Actually, there is a issue of freedom here. Some people are already proposing that driving be banned.
https://splinternews.com/driving-should-be-illegal-1793851503
This will be a fight in the not-too-distant future – unless, as is quite possible, self-driving cars never become all that safe. It starts the first time a human-driven car and a self-driving car meet in a fatal accident.
This failure was especially bad because Uber uses Velodyne LiDAR sensors (see e.g. https://www.forbes.com/sites/alanohnsman/2018/03/23/lidar-maker-velodyne-baffled-by-self-driving-ubers-failure-to-avoid-pedestrian/#4267adc25cc2). The car simply should have detected the pedestrian with plenty of time to stop safely. Instead, it appears never to have even decelerated.
Thank you for that link, RWS:
A video of the accident from cameras on the Uber test vehicle released by the Tempe Police Department this week shows what looks like a total system failure.
Which agrees with the Antiplanner’s conclusion. Someone screwed up, bad.
Thank you for correcting your earlier post as more information became available.

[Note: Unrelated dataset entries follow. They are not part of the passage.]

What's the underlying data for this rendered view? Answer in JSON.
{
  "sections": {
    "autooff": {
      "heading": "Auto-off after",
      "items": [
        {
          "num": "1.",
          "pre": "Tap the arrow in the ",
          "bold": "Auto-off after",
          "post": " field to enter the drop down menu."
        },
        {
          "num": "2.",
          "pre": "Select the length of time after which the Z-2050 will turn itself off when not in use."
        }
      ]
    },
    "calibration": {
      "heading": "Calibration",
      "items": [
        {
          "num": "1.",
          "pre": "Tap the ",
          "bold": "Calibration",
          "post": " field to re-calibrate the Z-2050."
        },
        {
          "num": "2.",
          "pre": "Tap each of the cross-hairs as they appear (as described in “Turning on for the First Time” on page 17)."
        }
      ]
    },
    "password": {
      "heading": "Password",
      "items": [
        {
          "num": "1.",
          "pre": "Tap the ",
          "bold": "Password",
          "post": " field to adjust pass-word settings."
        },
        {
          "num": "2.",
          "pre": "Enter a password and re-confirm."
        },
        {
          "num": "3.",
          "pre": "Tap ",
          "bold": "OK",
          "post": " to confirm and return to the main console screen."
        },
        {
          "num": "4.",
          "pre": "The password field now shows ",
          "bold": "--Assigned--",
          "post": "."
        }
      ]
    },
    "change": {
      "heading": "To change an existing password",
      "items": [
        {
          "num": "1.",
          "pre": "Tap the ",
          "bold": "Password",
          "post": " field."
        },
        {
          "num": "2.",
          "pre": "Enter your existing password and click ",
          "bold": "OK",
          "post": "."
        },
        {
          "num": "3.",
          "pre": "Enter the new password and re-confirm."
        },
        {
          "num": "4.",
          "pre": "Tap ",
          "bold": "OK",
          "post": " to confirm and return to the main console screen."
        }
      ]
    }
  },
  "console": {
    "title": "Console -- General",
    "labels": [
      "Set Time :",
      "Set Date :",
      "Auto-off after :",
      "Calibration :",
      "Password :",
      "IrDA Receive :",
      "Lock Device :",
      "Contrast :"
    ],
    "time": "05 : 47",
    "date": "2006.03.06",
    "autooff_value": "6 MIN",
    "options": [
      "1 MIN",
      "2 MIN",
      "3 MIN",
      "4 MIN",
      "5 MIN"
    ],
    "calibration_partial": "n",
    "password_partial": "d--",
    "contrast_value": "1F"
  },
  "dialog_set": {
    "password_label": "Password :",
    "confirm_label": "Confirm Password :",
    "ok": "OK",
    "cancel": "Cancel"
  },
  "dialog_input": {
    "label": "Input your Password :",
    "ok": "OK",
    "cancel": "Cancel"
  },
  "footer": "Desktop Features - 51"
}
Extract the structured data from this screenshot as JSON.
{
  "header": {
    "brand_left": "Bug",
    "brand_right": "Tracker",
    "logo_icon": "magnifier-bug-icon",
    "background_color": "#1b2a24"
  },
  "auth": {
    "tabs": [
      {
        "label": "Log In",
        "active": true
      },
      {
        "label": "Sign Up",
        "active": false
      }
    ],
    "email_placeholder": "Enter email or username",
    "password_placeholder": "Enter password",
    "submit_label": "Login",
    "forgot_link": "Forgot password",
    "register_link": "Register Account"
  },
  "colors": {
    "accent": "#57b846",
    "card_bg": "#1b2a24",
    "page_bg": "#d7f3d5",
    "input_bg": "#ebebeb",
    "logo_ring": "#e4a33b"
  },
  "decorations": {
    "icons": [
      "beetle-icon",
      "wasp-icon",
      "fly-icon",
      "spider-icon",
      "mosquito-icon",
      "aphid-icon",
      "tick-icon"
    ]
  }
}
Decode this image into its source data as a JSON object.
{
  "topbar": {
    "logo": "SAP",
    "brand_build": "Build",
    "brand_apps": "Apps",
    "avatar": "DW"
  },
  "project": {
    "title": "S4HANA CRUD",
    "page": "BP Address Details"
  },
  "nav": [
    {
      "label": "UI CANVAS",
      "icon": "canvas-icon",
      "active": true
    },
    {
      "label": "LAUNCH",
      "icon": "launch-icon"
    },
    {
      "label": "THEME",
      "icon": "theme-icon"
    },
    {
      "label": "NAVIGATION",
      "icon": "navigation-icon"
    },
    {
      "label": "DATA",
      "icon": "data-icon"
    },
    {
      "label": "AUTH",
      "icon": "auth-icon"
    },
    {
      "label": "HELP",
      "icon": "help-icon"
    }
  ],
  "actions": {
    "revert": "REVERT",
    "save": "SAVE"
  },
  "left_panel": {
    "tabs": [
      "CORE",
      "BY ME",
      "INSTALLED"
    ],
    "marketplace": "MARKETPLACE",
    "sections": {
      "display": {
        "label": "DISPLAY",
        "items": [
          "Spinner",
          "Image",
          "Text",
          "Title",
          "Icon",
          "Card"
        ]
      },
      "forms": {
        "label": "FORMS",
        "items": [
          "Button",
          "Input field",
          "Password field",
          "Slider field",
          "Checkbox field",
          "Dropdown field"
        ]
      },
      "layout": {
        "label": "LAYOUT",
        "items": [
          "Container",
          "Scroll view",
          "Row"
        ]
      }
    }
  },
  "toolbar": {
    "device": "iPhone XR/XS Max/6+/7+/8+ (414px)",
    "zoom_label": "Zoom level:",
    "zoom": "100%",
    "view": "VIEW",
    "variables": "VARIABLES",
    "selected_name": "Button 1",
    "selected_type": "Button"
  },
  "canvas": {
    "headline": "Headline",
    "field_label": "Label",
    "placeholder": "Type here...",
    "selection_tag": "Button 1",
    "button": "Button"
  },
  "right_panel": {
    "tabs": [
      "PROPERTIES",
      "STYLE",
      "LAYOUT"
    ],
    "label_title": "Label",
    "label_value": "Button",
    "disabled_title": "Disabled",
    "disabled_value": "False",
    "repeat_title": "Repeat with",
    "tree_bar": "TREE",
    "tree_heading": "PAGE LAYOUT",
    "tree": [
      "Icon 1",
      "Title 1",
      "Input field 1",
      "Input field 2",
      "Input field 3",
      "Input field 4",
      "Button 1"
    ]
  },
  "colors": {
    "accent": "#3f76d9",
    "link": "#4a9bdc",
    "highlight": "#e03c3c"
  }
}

Clearly no driver or driverless car should drive faster than it can see. Video is notoriously bad at conveying exactly what can be seen under low light conditions, so you can’t take it literally. If it was a true representation, then the car was illegally going too fast and out-driving its headlights.
Human drivers have to dim headlights to keep from blinding oncoming traffic. What limits AI cars? Why aren’t they beaming high luminosity ultra violet and infra red lights?
The Tempe accident was a total failure of the Driverless Car. They will pay a huge amount of damages to keep it out of the courts, and hopefully learn from it. It will be safer eventually, but it has to be 10x safer to get acceptance.
I’m guessing that AVs are currently 10x safer than human driven cars.